Another award for 2015 was the Thornett Award for the Promotion of Reason. This commemorates Fred Thornett, a Tasmanian Skeptic who died in 2009 (in true awards fashion, we call it “The Fred”). It acknowledges a member of the public or a public figure who has made a significant contribution to educating or informing the public regarding issues of science and reason. In addition to a commemorative certificate, $1000 is awarded to the recipient or to a charity or cause of their choice.
This year the award went to Catherine and Greg Hughes, the West Australian couple whose baby son, Riley, died from whooping cough after only four weeks.
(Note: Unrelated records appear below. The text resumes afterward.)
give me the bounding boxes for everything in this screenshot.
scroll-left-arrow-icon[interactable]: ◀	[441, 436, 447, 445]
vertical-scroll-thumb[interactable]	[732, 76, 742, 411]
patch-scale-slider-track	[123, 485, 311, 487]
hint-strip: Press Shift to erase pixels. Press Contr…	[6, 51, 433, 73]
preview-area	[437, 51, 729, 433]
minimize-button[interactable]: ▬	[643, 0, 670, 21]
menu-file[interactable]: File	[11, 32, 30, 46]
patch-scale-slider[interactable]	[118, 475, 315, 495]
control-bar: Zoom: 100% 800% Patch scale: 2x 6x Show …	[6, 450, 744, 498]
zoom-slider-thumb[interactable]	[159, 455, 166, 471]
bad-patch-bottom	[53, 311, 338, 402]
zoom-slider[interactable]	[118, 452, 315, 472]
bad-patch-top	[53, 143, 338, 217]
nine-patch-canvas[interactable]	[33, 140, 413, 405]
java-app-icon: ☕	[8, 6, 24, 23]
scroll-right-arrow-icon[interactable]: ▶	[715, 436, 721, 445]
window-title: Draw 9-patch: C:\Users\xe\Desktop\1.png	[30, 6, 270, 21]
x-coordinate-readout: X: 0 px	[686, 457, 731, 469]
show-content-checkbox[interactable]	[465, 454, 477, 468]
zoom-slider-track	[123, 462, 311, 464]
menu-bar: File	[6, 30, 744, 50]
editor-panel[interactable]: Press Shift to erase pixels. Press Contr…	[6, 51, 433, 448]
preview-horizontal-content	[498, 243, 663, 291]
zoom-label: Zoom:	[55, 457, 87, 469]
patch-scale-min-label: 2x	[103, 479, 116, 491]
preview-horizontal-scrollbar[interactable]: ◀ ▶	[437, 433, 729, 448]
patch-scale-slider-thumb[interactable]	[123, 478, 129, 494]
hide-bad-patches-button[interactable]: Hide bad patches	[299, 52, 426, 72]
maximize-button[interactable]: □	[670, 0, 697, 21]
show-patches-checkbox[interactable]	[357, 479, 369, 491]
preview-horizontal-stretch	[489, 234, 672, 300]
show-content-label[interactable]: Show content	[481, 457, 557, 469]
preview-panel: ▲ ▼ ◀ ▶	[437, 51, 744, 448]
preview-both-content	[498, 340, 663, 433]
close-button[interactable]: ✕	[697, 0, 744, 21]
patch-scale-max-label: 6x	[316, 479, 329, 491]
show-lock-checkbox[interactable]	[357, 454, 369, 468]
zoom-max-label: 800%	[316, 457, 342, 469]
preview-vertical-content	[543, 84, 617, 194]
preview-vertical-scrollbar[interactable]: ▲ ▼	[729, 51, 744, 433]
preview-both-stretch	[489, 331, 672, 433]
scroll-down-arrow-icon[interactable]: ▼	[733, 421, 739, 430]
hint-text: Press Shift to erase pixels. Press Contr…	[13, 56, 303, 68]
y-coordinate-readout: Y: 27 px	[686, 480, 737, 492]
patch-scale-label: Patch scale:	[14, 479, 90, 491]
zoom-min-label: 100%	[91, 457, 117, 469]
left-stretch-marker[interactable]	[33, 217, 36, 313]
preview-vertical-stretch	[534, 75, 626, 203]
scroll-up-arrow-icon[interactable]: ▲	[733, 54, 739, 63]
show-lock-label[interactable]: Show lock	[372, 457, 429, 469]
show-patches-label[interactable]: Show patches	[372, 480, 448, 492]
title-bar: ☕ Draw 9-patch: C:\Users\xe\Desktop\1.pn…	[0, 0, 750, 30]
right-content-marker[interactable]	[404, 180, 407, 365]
They set up a Facebook page to bring people’s attention to the need to vaccinate children and adults against whooping cough (pertussis). The page featured a photograph of Riley, with the request for those who are against vaccination look at the photo and “then come and tell me how you think immunisation is a bad thing”.
The message prompted a wave of support, including condolences from around the world and more than 46,000 likes within 24 hours. They continue their campaign against ignorance regarding vaccination and the vital need to immunise children and adults against a disease that could be prevented, but continues because of anti-vaccination propaganda.
“We thoroughly support the Hughes in their courageous campaign, and agree that no parent should ever have to suffer the pain that they have endured. The Fred citation is in memory of Riley.”
There was no Skeptic of the Year award this year.
“We hold that award to recognise truly outstanding efforts,” Segev said. “While there was a lot of very good activity going on in skeptical circles, there wasn’t one particular thing that stood out, that had really come to fruition.
“But some of those projects that are currently underway will be making themselves felt very soon. So watch this space.”